On the Role of Gas Cooling in the Dynamics of Circumbinary Disks

TL;DR

This study investigates how different gas cooling times influence the structure, accretion variability, and angular momentum transfer in circumbinary disks around equal-mass binaries using hydrodynamic simulations.

Contribution

It introduces thermal relaxation with variable cooling times into CBD simulations, revealing effects on disk morphology, accretion variability, and binary orbital evolution.

Findings

Longer cooling times suppress accretion variability.

Disk morphology becomes more symmetric with increased cooling time.

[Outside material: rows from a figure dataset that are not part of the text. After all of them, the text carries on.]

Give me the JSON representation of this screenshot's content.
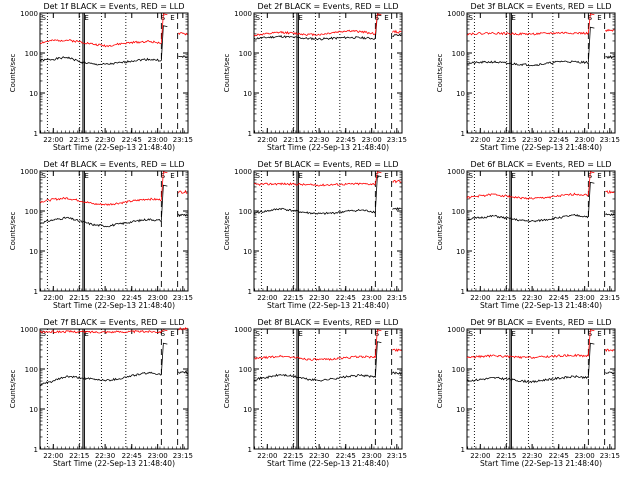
{
  "chart_data": [
    {
      "type": "line",
      "title": "Det 1f BLACK = Events, RED = LLD",
      "xlabel": "Start Time (22-Sep-13 21:48:40)",
      "ylabel": "Counts/sec",
      "x_ticks": [
        "22:00",
        "22:15",
        "22:30",
        "22:45",
        "23:00",
        "23:15"
      ],
      "y_ticks": [
        "1",
        "10",
        "100",
        "1000"
      ],
      "ylim": [
        1,
        1000
      ],
      "yscale": "log",
      "markers": [
        "S",
        "E",
        "S",
        "E"
      ],
      "series": [
        {
          "color": "#000000",
          "base": 60,
          "vals": [
            65,
            70,
            78,
            60,
            52,
            52,
            57,
            65,
            70,
            65
          ]
        },
        {
          "color": "#ff0000",
          "base": 180,
          "vals": [
            180,
            205,
            210,
            190,
            165,
            150,
            170,
            185,
            195,
            180
          ]
        }
      ]
    },
    {
      "type": "line",
      "title": "Det 2f BLACK = Events, RED = LLD",
      "xlabel": "Start Time (22-Sep-13 21:48:40)",
      "ylabel": "Counts/sec",
      "x_ticks": [
        "22:00",
        "22:15",
        "22:30",
        "22:45",
        "23:00",
        "23:15"
      ],
      "y_ticks": [
        "1",
        "10",
        "100",
        "1000"
      ],
      "ylim": [
        1,
        1000
      ],
      "yscale": "log",
      "markers": [
        "S",
        "E",
        "S",
        "E"
      ],
      "series": [
        {
          "color": "#000000",
          "base": 230,
          "vals": [
            230,
            245,
            260,
            245,
            230,
            225,
            235,
            245,
            240,
            230
          ]
        },
        {
          "color": "#ff0000",
          "base": 280,
          "vals": [
            280,
            300,
            330,
            310,
            290,
            290,
            330,
            360,
            340,
            300
          ]
        }
      ]
    },
    {
      "type": "line",
      "title": "Det 3f BLACK = Events, RED = LLD",
      "xlabel": "Start Time (22-Sep-13 21:48:40)",
      "ylabel": "Counts/sec",
      "x_ticks": [
        "22:00",
        "22:15",
        "22:30",
        "22:45",
        "23:00",
        "23:15"
      ],
      "y_ticks": [
        "1",
        "10",
        "100",
        "1000"
      ],
      "ylim": [
        1,
        1000
      ],
      "yscale": "log",
      "markers": [
        "S",
        "E",
        "S",
        "E"
      ],
      "series": [
        {
          "color": "#000000",
          "base": 55,
          "vals": [
            55,
            58,
            60,
            55,
            52,
            50,
            55,
            62,
            60,
            58
          ]
        },
        {
          "color": "#ff0000",
          "base": 300,
          "vals": [
            300,
            310,
            315,
            305,
            300,
            300,
            310,
            320,
            315,
            310
          ]
        }
      ]
    },
    {
      "type": "line",
      "title": "Det 4f BLACK = Events, RED = LLD",
      "xlabel": "Start Time (22-Sep-13 21:48:40)",
      "ylabel": "Counts/sec",
      "x_ticks": [
        "22:00",
        "22:15",
        "22:30",
        "22:45",
        "23:00",
        "23:15"
      ],
      "y_ticks": [
        "1",
        "10",
        "100",
        "1000"
      ],
      "ylim": [
        1,
        1000
      ],
      "yscale": "log",
      "markers": [
        "S",
        "E",
        "S",
        "E"
      ],
      "series": [
        {
          "color": "#000000",
          "base": 55,
          "vals": [
            50,
            60,
            68,
            55,
            45,
            42,
            48,
            55,
            62,
            58
          ]
        },
        {
          "color": "#ff0000",
          "base": 180,
          "vals": [
            170,
            195,
            210,
            180,
            150,
            145,
            160,
            180,
            200,
            190
          ]
        }
      ]
    },
    {
      "type": "line",
      "title": "Det 5f BLACK = Events, RED = LLD",
      "xlabel": "Start Time (22-Sep-13 21:48:40)",
      "ylabel": "Counts/sec",
      "x_ticks": [
        "22:00",
        "22:15",
        "22:30",
        "22:45",
        "23:00",
        "23:15"
      ],
      "y_ticks": [
        "1",
        "10",
        "100",
        "1000"
      ],
      "ylim": [
        1,
        1000
      ],
      "yscale": "log",
      "markers": [
        "S",
        "E",
        "S",
        "E"
      ],
      "series": [
        {
          "color": "#000000",
          "base": 95,
          "vals": [
            90,
            100,
            115,
            100,
            90,
            85,
            90,
            100,
            105,
            95
          ]
        },
        {
          "color": "#ff0000",
          "base": 460,
          "vals": [
            460,
            470,
            480,
            470,
            450,
            445,
            460,
            470,
            480,
            470
          ]
        }
      ]
    },
    {
      "type": "line",
      "title": "Det 6f BLACK = Events, RED = LLD",
      "xlabel": "Start Time (22-Sep-13 21:48:40)",
      "ylabel": "Counts/sec",
      "x_ticks": [
        "22:00",
        "22:15",
        "22:30",
        "22:45",
        "23:00",
        "23:15"
      ],
      "y_ticks": [
        "1",
        "10",
        "100",
        "1000"
      ],
      "ylim": [
        1,
        1000
      ],
      "yscale": "log",
      "markers": [
        "S",
        "E",
        "S",
        "E"
      ],
      "series": [
        {
          "color": "#000000",
          "base": 65,
          "vals": [
            62,
            68,
            75,
            65,
            58,
            55,
            62,
            70,
            78,
            72
          ]
        },
        {
          "color": "#ff0000",
          "base": 230,
          "vals": [
            215,
            240,
            260,
            235,
            210,
            205,
            220,
            240,
            265,
            250
          ]
        }
      ]
    },
    {
      "type": "line",
      "title": "Det 7f BLACK = Events, RED = LLD",
      "xlabel": "Start Time (22-Sep-13 21:48:40)",
      "ylabel": "Counts/sec",
      "x_ticks": [
        "22:00",
        "22:15",
        "22:30",
        "22:45",
        "23:00",
        "23:15"
      ],
      "y_ticks": [
        "1",
        "10",
        "100",
        "1000"
      ],
      "ylim": [
        1,
        1000
      ],
      "yscale": "log",
      "markers": [
        "S",
        "E",
        "S",
        "E"
      ],
      "series": [
        {
          "color": "#000000",
          "base": 55,
          "vals": [
            40,
            50,
            65,
            60,
            55,
            52,
            58,
            70,
            80,
            75
          ]
        },
        {
          "color": "#ff0000",
          "base": 850,
          "vals": [
            840,
            850,
            860,
            850,
            840,
            845,
            850,
            860,
            865,
            855
          ]
        }
      ]
    },
    {
      "type": "line",
      "title": "Det 8f BLACK = Events, RED = LLD",
      "xlabel": "Start Time (22-Sep-13 21:48:40)",
      "ylabel": "Counts/sec",
      "x_ticks": [
        "22:00",
        "22:15",
        "22:30",
        "22:45",
        "23:00",
        "23:15"
      ],
      "y_ticks": [
        "1",
        "10",
        "100",
        "1000"
      ],
      "ylim": [
        1,
        1000
      ],
      "yscale": "log",
      "markers": [
        "S",
        "E",
        "S",
        "E"
      ],
      "series": [
        {
          "color": "#000000",
          "base": 60,
          "vals": [
            55,
            62,
            72,
            65,
            55,
            52,
            58,
            65,
            70,
            62
          ]
        },
        {
          "color": "#ff0000",
          "base": 190,
          "vals": [
            180,
            195,
            210,
            195,
            175,
            170,
            180,
            195,
            205,
            195
          ]
        }
      ]
    },
    {
      "type": "line",
      "title": "Det 9f BLACK = Events, RED = LLD",
      "xlabel": "Start Time (22-Sep-13 21:48:40)",
      "ylabel": "Counts/sec",
      "x_ticks": [
        "22:00",
        "22:15",
        "22:30",
        "22:45",
        "23:00",
        "23:15"
      ],
      "y_ticks": [
        "1",
        "10",
        "100",
        "1000"
      ],
      "ylim": [
        1,
        1000
      ],
      "yscale": "log",
      "markers": [
        "S",
        "E",
        "S",
        "E"
      ],
      "series": [
        {
          "color": "#000000",
          "base": 55,
          "vals": [
            50,
            55,
            60,
            56,
            50,
            48,
            55,
            60,
            65,
            60
          ]
        },
        {
          "color": "#ff0000",
          "base": 200,
          "vals": [
            195,
            205,
            215,
            205,
            195,
            195,
            205,
            215,
            220,
            210
          ]
        }
      ]
    }
  ]
}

Binary orbit tends to expand under most cooling conditions.

Abstract

Hydrodynamical interactions between binaries and circumbinary disks (CBDs) play an important role in a variety of astrophysical systems, from young stellar binaries to supermassive black hole binaries. Previous simulations of CBDs have mostly employed locally isothermal equation of state. We carry out two-dimensional viscous hydrodynamic simulations of CBDs around equal-mass, circular binaries, treating the gas thermodynamics by thermal relaxation towards equilibrium temperature (the constant-$\beta$ cooling ansatz, where $\beta$ is the cooling time in units of the local Keplerian time). As an initial study, we use the grid-based code Athena++ on a polar grid, covering an extended disk outside the binary co-orbital region. We find that with a longer cooling time, the accretion variability is gradually suppressed, and the morphology of the CBD becomes more symmetric. The disk also shows evidence of hysterisis behavior depending on the initial conditions. Gas cooling also affects the rate of angular momentum transfer between the binary and the CBD, where given our adopted disk thickness and viscosity ($H/r\sim 0.1$ and $\alpha\sim 0.1$), the binary orbit expands while undergoing accretion for most $\beta$ values between 0 and 4.0 except over a narrow range of intermediate $\beta$ values. The validity of using polar grid excising the central domain is also discussed.